Thank You! Drummin, bbolte and K. Wolfe. I moved seesion_start(); to the top of the page and all is working. But it is not clearing the session on the last page after the survey is inserted. Code that I think should be working is below.
$updatequery = 'UPDATE codes SET status = "1", redeemCode = "'.$redeemcode.'" WHERE code = "'.$code1.'" ';
$add_member = mysql_query($updatequery);
if(!mysql_query($updatequery)){
die('error updateing');
}
session_destroy();
}
Do i have to destroy every session individually?
You’ll need to use unset() to unset any session variables or they will still be there when you call session_start() again. So you should do both.
unset($_SESSION['code']);
session_destroy();
Thanks again Drummin! All is working fine now. Can I just get you opinion on one thing. I am saving all the answers to the survey to a session like $_SESSION[‘q1’] = $_POST[‘q1’]; $_SESSION[‘q2’'] = $_POST[‘q2’]; I am doing this because after the first set of questions they might be redirected to a couple of different pages depending on their answer to a question. And instead of making multiple inserts to the db or using $_GET from the url I am saving all to session. Does this seem like an okay way to handle this?
Yes, saving data to session gathered through multiple questions and /or pages is fine (never use get) but make sure you escape your data with mysql_real_escape_string() before insert. IT IS highly recommended to move away from mysql to mysqli or PDO. I like PDO myself.
Thanks again most of the data collected is from radio selections (check yes or no/ rate 1-5). But I do use mysql_real_escape_string($_POST['q10 ']. When it is a user supplied answer. Since I provide the value for the radio options I should be fine just posting them to the session then to the DB right?
Instead of answering if I think that’s OK, let me offer a PDO example which will automatically escape and quote values when you Bind the parameter. It’s really very simple.
conn.php
<?php
$host = "localhost";
//MySQL Database user name.
$login = "";
//Password for MySQL.
$dbpass = "";
//MySQL Database name.
$dbname = "";
//Establish a connection
$db = new PDO("mysql:host=localhost;dbname=$dbname", "$login", "$dbpass");
//Add session_start to top of each page//
session_start();
?>
Sample INSERT query
<?php
require_once("conn.php");
if (isset($_POST['Add_Data'])){
$query = $db->prepare("INSERT INTO questions (q1,q2,q3,q4) VALUES(:q1,:q2,:q3,:q4)");
$query->bindParam(":q1", $_SESSION['q1']);
$query->bindParam(":q2", $_SESSION['q2']);
$query->bindParam(":q3", $_SESSION['q3']);
$query->bindParam(":q4", $_SESSION['q4']);
$query->execute();
}
?>
At first I had all of mysql as mysqli all worked fine but when I uploaded my files I was not even able to connect to the database. After a couple of hours of messing around and researching I tried changing to mysql and it all work fine. I am still working on finding out why mysqli was working on my localhost but not when i uploaded it. This is the config.php file i was trying to use
<?php
$db = new mysqli("host", "root", "", "database");
/* check connection */
if ($db->connect_errno) {
printf("Connect failed: %s\
", $mysqli->connect_error);
exit();
}
date_default_timezone_set('America/Denver');
?>
This is the first script i have tried in mysqli and could not make it work so I switched back until i figure it out.

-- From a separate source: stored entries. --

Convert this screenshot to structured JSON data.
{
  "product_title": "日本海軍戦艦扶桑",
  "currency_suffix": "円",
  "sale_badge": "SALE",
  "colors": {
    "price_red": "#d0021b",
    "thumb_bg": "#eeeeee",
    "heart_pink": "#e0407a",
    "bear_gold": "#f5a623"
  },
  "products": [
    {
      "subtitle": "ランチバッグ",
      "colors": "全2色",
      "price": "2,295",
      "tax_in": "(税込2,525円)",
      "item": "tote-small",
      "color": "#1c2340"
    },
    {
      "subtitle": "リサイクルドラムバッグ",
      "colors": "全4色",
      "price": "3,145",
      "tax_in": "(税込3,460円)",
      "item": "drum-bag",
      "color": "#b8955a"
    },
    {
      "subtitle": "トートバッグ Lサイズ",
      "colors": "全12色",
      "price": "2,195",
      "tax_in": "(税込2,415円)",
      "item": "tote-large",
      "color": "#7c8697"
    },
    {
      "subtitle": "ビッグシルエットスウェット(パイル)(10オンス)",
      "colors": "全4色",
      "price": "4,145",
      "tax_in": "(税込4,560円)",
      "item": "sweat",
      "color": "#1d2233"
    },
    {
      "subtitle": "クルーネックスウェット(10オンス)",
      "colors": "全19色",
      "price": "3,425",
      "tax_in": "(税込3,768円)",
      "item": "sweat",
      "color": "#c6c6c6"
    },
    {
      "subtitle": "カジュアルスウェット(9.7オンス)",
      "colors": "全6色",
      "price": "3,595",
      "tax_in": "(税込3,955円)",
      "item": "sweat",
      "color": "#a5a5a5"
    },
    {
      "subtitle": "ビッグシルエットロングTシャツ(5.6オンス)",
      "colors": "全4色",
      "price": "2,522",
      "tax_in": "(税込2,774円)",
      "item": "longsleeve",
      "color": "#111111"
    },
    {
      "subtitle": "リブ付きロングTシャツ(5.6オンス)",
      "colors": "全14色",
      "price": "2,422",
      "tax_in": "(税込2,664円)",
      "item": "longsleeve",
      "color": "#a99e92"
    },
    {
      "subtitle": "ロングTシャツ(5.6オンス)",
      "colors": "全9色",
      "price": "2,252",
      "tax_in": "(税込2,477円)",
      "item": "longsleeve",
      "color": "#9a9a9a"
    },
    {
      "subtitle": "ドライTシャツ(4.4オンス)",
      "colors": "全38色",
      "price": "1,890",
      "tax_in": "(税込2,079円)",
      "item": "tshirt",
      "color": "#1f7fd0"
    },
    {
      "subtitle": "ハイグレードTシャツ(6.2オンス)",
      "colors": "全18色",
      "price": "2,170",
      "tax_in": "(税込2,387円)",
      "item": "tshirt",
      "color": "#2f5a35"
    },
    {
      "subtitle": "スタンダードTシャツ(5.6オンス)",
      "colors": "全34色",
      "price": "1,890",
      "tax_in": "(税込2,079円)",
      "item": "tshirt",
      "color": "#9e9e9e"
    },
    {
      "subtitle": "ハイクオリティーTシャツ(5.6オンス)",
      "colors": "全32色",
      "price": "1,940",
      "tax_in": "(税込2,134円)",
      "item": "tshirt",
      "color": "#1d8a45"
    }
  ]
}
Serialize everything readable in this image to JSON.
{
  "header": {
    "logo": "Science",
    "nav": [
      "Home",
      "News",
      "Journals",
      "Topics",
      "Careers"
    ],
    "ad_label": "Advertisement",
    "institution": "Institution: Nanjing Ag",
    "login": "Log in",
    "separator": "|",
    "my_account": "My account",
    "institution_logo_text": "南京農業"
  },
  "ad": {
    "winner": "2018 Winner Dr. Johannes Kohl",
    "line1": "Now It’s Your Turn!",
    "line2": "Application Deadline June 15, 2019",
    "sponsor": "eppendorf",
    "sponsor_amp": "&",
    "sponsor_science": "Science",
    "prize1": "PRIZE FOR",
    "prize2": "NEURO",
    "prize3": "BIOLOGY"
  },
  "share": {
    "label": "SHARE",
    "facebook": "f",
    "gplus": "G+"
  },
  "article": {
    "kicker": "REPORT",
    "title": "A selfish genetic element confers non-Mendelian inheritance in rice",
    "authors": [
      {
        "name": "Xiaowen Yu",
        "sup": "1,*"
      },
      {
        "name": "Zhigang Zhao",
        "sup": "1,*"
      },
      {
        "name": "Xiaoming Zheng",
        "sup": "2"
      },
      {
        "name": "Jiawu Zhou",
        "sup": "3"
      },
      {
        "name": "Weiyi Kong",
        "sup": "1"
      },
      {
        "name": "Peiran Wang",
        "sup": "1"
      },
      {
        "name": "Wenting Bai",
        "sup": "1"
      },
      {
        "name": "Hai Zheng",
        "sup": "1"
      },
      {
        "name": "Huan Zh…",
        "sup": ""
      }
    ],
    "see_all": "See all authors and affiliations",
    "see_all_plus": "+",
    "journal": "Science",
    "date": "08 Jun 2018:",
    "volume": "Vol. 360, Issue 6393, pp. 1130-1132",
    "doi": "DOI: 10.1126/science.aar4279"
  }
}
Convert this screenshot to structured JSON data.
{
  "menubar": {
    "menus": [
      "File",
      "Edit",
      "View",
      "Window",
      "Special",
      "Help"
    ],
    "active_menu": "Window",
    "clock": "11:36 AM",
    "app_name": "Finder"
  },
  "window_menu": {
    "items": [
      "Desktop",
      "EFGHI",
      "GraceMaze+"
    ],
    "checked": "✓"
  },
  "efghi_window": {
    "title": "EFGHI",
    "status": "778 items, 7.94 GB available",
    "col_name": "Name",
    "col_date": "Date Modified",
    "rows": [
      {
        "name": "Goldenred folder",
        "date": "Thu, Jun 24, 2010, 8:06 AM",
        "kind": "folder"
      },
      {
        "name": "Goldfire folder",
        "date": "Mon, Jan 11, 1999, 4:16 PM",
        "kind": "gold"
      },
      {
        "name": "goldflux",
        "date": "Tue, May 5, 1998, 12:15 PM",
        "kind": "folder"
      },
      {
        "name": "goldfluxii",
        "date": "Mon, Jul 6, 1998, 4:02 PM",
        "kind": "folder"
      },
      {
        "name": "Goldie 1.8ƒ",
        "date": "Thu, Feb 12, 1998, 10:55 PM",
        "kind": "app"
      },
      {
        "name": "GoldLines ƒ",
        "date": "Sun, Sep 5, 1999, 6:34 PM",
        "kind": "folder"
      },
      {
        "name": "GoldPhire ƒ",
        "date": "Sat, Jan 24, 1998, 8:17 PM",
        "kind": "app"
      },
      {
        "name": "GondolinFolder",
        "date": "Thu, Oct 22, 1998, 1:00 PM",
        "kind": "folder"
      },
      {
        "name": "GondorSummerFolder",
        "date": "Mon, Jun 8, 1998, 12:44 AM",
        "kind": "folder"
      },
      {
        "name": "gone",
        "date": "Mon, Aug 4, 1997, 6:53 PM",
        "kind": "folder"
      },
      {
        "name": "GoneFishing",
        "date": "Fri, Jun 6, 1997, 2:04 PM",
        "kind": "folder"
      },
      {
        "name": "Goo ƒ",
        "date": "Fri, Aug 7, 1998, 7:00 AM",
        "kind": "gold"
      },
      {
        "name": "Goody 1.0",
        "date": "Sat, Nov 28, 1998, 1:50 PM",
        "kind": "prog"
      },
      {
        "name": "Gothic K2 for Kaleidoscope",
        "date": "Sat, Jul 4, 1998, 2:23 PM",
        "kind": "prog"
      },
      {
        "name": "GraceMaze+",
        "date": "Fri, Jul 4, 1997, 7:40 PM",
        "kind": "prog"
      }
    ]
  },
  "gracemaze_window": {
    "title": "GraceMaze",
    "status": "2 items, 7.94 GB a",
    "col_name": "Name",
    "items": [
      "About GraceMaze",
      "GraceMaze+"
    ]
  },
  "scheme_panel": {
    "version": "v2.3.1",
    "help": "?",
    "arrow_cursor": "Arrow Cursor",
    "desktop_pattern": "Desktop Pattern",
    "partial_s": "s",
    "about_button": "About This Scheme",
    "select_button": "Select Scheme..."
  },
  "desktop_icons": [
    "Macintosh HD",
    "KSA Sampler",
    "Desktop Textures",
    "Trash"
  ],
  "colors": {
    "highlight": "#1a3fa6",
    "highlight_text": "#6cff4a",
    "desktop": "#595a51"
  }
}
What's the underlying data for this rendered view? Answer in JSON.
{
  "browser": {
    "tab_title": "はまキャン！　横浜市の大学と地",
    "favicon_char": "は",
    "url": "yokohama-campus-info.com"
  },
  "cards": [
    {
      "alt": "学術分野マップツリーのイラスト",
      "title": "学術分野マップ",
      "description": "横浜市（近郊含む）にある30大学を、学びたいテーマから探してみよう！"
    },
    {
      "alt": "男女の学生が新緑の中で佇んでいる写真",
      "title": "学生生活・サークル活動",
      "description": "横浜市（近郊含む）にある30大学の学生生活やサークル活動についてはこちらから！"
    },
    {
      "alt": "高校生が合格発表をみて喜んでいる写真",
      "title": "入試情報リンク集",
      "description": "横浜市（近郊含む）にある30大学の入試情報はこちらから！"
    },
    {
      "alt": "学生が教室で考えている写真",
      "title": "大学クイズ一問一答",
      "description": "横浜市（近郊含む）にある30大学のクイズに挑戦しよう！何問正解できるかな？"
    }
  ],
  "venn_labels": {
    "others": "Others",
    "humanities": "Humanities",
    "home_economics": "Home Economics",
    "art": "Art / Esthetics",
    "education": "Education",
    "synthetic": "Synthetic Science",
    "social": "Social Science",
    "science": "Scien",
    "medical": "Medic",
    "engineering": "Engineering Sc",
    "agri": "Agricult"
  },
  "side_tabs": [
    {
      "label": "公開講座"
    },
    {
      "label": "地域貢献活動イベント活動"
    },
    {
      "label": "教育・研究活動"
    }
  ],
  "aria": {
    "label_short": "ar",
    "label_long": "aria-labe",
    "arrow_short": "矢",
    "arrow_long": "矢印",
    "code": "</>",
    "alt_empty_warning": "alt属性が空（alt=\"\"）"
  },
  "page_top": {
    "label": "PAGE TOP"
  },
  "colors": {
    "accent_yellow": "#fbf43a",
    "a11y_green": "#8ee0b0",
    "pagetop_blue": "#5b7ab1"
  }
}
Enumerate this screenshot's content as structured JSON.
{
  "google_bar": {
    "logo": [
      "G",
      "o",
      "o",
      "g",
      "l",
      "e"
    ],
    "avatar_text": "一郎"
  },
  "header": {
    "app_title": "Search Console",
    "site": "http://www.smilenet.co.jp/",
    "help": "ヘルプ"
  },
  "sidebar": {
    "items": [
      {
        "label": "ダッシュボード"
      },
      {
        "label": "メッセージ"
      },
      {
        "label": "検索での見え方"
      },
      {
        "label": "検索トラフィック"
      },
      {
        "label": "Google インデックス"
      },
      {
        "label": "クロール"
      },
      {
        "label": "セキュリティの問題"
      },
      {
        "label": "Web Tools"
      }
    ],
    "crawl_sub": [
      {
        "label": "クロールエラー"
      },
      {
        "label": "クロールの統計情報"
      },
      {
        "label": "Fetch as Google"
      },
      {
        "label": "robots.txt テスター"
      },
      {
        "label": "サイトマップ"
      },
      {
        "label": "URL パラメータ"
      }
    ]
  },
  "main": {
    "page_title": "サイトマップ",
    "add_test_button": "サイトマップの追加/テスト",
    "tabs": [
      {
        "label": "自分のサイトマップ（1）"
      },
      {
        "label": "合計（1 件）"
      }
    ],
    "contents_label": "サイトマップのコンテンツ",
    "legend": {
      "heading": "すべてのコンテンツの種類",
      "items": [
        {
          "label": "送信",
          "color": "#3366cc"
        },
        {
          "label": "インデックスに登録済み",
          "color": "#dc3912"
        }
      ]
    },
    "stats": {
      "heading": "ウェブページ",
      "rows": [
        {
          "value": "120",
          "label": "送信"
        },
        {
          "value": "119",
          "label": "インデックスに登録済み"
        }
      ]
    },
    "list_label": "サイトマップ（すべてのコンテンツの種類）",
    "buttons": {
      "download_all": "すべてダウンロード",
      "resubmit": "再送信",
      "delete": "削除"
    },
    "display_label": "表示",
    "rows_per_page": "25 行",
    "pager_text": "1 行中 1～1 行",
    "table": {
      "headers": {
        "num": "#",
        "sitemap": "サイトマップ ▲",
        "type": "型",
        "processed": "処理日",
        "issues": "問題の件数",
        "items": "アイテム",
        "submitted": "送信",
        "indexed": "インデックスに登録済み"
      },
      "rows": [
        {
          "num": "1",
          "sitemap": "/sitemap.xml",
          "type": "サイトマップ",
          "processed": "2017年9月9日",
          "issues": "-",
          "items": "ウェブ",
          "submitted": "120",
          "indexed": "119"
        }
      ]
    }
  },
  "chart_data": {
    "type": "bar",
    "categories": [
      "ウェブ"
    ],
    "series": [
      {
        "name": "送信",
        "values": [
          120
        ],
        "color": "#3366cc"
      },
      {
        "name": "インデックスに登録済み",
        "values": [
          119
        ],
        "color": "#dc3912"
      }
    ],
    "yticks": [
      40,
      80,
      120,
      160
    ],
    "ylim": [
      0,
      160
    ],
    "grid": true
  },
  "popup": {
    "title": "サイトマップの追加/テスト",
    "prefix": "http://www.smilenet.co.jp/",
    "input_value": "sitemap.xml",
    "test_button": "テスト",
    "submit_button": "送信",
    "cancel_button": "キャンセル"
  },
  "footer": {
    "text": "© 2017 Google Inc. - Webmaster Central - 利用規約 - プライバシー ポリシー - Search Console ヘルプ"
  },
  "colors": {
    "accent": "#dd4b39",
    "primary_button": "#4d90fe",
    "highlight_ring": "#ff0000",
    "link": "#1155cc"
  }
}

You need to create a user with a password for this database on your hosted site. Even for local, you should do this and not use root default user.
Yes I had all the correct host/user/pass/database when it was uploaded. I didn’t post here though.
mysqli may not be enabled. if you have access, you’ll have to enable the extension, otherwise you’ll need to have your hosting company enable it for you.